Una lunga militanza politica la sua, che nel 2000 lo aveva già portato ad una prima candidatura alla Regione: “Quello fu un modo per farmi conoscere territorialmente” dice lui a tal proposito.

Ma è un’altra la riflessione che vorrei fare e la domanda che mi pongo. Una curiosità che senz’altro verrà appagata il 22 settembre a scrutini terminati. Quanti voti i cameranesi, dirotteranno su di lui? Camerano è un Comune che da decenni è governato dal PD, anche se il sindaco in carica me lo negò espressamente a precisa domanda anni fa. E se il PD sta lì da tempo, significa che di simpatizzanti in paese ne ha una buona manciata.
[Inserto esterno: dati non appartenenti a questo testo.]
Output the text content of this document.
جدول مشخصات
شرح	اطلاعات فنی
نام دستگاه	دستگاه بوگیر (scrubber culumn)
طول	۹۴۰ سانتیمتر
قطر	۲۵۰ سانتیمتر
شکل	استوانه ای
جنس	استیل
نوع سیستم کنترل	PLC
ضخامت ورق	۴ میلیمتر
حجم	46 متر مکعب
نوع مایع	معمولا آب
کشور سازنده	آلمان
Cosa prevarrà negli animi di questi simpatizzanti, la bocciatura a prescindere verso un uomo di centrodestra, o la volontà e la necessità di avere in Regione uno che li rappresenti? Per giunta, uno di loro, un compaesano. Detta in un altro modo, quanto hanno colto, i cameranesi, della lunga esperienza politica accumulata negli anni da Rabini? Quanto potrà essere utile un compaesano in Regione per provare a cambiare le sorti e il futuro di un paese come Camerano che si sta spegnendo giorno dopo giorno? Sempre, ovviamente, che Rabini in Regione ci arrivi.

Personalmente, ho sempre pensato e pesato il mio voto badando più al candidato e al suo programma; cercando di valutare come si è mosso negli anni e quanto ha prodotto, come lo ha prodotto e verso chi, piuttosto che basarlo sul colore di una bandiera o di una chiesa. Eppoi, diciamocelo: tra avere un conoscente in Regione e non averlo, è sempre preferibile averlo: non si sa mai!

Staremo a vedere come la pensano e come si muoveranno i cameranesi. Se la vivranno come un’opportunità in più o: “chi se ne importa, tanto il paese è quello che è e non sarà certo un Rabini di turno a cambiare il suo destino”, come mi ha detto tempo fa un altro cameranese doc.